If $n$ is even, then a straightforward "mimicry algorithm" lets Bob win. If $n$ is odd then consider that in order for a player to lose, they must be forced to create a losing bridge (only) in an "unfortunate configuration," which specifically is a partition of the bridge graph into two connected graphs so that there is one factory in each of the connected components. The number of edges in such a configuration is $\binom{k}{2}+\binom{n-k}{2}=\binom{n}{2}+k(n-k)\equiv_2 \tbinom{n}{2}$. Thus is $n\equiv 1\pmod{4}$, Bob will always be able to make a move without losing, and if $n\equiv 3\pmod{4}$, Alice will always be able to make a move without losing. Thus Alice has a winning strategy if $n\equiv 3\pmod{4}$, and Bob has a winning strategy otherwise.
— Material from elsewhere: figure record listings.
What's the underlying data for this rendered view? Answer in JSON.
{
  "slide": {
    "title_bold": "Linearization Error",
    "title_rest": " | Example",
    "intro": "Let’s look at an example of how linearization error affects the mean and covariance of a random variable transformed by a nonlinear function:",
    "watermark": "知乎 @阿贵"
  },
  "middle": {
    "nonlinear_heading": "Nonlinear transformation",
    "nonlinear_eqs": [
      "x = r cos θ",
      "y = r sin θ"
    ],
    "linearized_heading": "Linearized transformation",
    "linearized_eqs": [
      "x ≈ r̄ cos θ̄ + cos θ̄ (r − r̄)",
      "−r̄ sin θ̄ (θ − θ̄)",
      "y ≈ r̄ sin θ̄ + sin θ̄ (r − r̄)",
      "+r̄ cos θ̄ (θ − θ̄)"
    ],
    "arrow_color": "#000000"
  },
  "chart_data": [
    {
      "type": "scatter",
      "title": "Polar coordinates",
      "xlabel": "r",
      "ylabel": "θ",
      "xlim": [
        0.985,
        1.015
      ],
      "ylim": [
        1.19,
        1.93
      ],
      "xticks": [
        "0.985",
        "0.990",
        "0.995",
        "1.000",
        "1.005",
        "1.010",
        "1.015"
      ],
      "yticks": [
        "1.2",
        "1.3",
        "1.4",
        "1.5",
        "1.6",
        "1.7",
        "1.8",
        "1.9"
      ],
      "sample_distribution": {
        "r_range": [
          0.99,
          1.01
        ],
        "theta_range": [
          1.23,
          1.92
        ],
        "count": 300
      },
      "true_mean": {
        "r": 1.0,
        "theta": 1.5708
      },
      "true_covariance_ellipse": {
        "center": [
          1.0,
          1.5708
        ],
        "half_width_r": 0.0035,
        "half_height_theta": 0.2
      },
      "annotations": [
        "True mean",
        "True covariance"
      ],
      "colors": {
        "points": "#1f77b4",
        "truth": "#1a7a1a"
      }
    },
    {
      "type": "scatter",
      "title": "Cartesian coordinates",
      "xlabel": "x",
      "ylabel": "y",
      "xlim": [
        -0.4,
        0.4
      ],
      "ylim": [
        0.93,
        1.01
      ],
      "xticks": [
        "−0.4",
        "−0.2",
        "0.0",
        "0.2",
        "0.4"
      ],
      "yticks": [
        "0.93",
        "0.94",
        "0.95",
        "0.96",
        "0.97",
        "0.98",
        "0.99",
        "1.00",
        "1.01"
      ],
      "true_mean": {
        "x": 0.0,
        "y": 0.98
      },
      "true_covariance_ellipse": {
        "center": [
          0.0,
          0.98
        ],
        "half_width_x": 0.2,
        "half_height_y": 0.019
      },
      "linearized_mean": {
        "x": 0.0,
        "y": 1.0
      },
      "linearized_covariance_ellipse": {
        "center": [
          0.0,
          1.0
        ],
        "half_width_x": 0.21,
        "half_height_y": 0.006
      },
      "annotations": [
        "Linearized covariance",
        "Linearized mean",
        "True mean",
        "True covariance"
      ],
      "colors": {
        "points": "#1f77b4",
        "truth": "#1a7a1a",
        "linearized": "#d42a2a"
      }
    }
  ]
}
I claim that Alice wins when $n \equiv 3 \pmod 4$, and Bob wins otherwise. We will prove this by considering the value of $n \pmod 4$. Let this problem be represented by a graph, where the islands are vertices and the bridges by edges. The factories are any 2 islands. It suffices to determine the person who will be forced to make the graph connected. If $n$ is even, Bob can copy Alice's move using the other factory. Since there are an even number of vertices, it is possible to divide the vertices into two groups of $n/2$ vertices such that Alice makes the complete graph of one group and Bob makes the complete graph of the other group of vertices. Then, Alice will be forced to draw an edge that makes the graph complete, meaning Bob wins. Claim: $\binom{x}{2}+\binom{y}{2}$ is odd when $x+y \equiv 3 \pmod 4$ and $\binom{x}{2}+\binom{y}{2}$ is even when $x+y \equiv 1 \pmod 4.$ Proof: First consider when $x+y \equiv 3 \pmod 4$. We can let $x>y$. Then either $x \equiv 1 \pmod 4, y \equiv 2 \pmod 4$ OR $x \equiv 3 \pmod 4, y\equiv 0 \pmod 4$. In the case $x \equiv 1 \pmod 4, y \equiv 2 \pmod 4$, $\binom{x}{2}$ is even and $\binom{y}{2}$ is odd, so $\binom{x}{2}+\binom{y}{2}$ is odd. In the case $x \equiv 3 \pmod 4, y\equiv 0 \pmod 4$, $\binom{x}{2}$ is odd and $\binom{y}{2}$ is even, so $\binom{x}{2}+\binom{y}{2}$ is odd. Either way, $\binom{x}{2}+\binom{y}{2}$ is odd. The proof is analogous for proving that $\binom{x}{2}+\binom{y}{2}$ is even when $x+y \equiv 1 \pmod 4.$ Just note that either $x \equiv 1 \pmod 4, y \equiv 0 \pmod 4$ OR $x\equiv 3 \pmod 4, y\equiv 2 \pmod 4$. In both cases, you get that $\binom{x}{2}+\binom{y}{2}$ is even. Note that we can define $\binom{1}{2}=0$ so that the value of $\binom{1}{2}=0$ is consistent with the other values of $1 \pmod 4$. Now consider when $n\equiv 1 \pmod 4$. The loosing move must be an edge that joins two complete graphs, where each complete graph has one factory as a vertex. Since a complete graph on $k$ vertices has $\binom{k}{2}$ edges, by the claim, no matter how the two complete graphs are created, the sum of the edges of both complete graphs must be even. Hence, Alice must be the one that makes a move that makes the graph connected, and Bob wins. Similarly, if $n\equiv 1 \pmod 4$, the sum of the edges of both complete graphs must be odd. Hence, Bob must be the one that makes the graph connected, and Alice wins. We've exhausted all cases, so Alice wins when $n \equiv 3 \pmod 4$, and Bob wins otherwise.